Der geplante CO2-Grenzausgleich kann leicht unter Protektionismusverdacht geraten. Ein Bürokratiemonster ist er ohnehin. Ein Gastbeitrag.

Ein Gastbeitrag von Günther H. Oettinger

Global Challenges ist eine Marke der DvH Medien. Das neue Institut möchte die Diskussion geopolitischer Themen durch Veröffentlichungen anerkannter Experten vorantreiben. Heute ein Beitrag von Günther H. Oettinger, Präsident von United Europe e.V. und Geschäftsführer der Unternehmensberatung Oettinger Consulting GmbH in Hamburg. Weitere Autoren und Autorinnen sind Prof. Dr. Ann-Kristin Achleitner, Sigmar Gabriel, Prof. Dr. Volker Perthes, Prof. Jörg Rocholl PhD, Prof. Dr. Bert Rürup und Prof. Dr. Renate Schubert.

„Die Europäische Union“, sagt Ursula von der Leyen zu Recht, „steht an der Spitze der internationalen Klimaschutzbemühungen“. Die EU-Kommissionspräsidentin meint damit den Green Deal, mit dem die EU ihr ehrgeiziges Ziel erreichen will, bis 2030 die CO2-Emissionen  um 55 Prozent gegenüber 1990 zu senken und 2050 der erste klimaneutrale Kontinent zu werden. Dies würde das Ansehen der Europäischen Union weltweit stärken.

China und Indiens eigene Pläne

Wie schwierig es sein wird, die Welt dabei mitzunehmen, hat sich auf der Klimakonferenz in Glasgow gezeigt. Am Ende war das Klima nicht gerettet, aber ein Schuldiger gefunden: die Kohle. Ein schnellerer Ausstieg scheiterte auch an der Blockade Chinas und Indiens, dessen Präsident Narendra Modi immerhin an der Konferenz teilnahm. Chinas starker Mann Xi Jinping, hielt dies nicht für nötig. Da half kein Bitten und Werben, wie EU-Vize Frans Timmermans leidvoll erfahren musste.

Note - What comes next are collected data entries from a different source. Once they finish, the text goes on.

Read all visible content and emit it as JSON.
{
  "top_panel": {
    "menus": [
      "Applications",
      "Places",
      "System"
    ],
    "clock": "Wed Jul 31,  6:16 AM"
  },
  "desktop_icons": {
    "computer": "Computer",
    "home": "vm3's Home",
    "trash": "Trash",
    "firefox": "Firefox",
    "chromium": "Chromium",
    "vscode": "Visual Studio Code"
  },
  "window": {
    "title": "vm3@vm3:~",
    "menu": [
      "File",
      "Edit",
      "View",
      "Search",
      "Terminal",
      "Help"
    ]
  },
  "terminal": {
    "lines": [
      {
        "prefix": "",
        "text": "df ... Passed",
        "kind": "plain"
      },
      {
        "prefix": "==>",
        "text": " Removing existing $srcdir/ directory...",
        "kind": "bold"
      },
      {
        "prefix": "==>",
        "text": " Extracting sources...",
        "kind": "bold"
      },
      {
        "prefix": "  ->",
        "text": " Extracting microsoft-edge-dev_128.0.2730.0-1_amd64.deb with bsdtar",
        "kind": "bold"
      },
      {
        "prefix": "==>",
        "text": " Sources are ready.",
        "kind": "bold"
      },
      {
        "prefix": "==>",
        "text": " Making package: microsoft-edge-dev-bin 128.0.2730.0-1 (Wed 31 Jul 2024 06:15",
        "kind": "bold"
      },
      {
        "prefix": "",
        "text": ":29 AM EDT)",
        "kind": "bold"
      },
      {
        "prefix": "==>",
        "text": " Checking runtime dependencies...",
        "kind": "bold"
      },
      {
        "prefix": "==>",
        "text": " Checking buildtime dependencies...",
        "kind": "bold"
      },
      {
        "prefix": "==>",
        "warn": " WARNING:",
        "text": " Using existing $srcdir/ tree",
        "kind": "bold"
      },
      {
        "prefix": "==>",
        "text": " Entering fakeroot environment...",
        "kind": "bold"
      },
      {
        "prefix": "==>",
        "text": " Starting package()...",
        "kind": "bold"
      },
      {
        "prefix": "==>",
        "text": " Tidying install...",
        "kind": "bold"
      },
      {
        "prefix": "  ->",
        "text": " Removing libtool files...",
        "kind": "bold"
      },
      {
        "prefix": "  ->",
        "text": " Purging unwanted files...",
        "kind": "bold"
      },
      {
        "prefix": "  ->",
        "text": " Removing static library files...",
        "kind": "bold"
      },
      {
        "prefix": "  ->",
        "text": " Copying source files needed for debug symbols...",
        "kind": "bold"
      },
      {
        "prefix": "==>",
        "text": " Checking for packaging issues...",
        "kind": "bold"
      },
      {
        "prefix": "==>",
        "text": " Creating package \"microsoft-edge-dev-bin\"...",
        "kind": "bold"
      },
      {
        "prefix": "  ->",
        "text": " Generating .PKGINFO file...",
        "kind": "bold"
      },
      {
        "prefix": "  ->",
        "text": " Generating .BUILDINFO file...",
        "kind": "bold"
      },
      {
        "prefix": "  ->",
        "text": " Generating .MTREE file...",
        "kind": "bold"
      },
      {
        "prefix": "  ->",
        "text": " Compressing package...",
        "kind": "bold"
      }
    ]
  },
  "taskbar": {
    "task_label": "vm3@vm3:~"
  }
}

In der Ländertabelle liegt China mit 30 Prozent der weltweiten CO2-Emmissionen weit vorne, die USA folgen mit 15 Prozent auf dem zweiten Platz. Indien mit seinen mehr als 1,3 Milliarden Menschen belegt mit sechs Prozent Platz 3. Die EU mit rund 450 Millionen Menschen ist für acht Prozent des CO2-Ausstosses verantwortlich.

Indiens Präsident Modi muss wie andere aufstrebenden Schwellenländer einschneidende klimapolitische Maßnahmen vor  einer Bevölkerung rechtfertigen, die den Wohlstand der westlichen Industrienationen bislang nur aus Film, Fernsehen oder dem Internet kennen. Deswegen strebt der Subkontinent auch an, erst 2070 klimaneutral zu sein. China will das bis 2060 erreichen.

Die Risiken des Klimaschutzes

Auf der Klimakonferenz in Glasgow spielte das Thema Carbon Border Adjustment Mechanism (CBAM) noch keine wirkliche Rolle. Dieses Instrument ist eine Erfindung der Europäischen Kommission und dürfte in der politischen Debatte 2022 wichtig werden. Im Juli dieses Jahres haben die EU-Staats- und Regierungschefs ein umfangreiches Maßnahmen-Paket zum Klimaschutz beschlossen, das auf der Tagesordnung Europas ganz oben steht und in den nächsten Jahren in Kraft treten soll.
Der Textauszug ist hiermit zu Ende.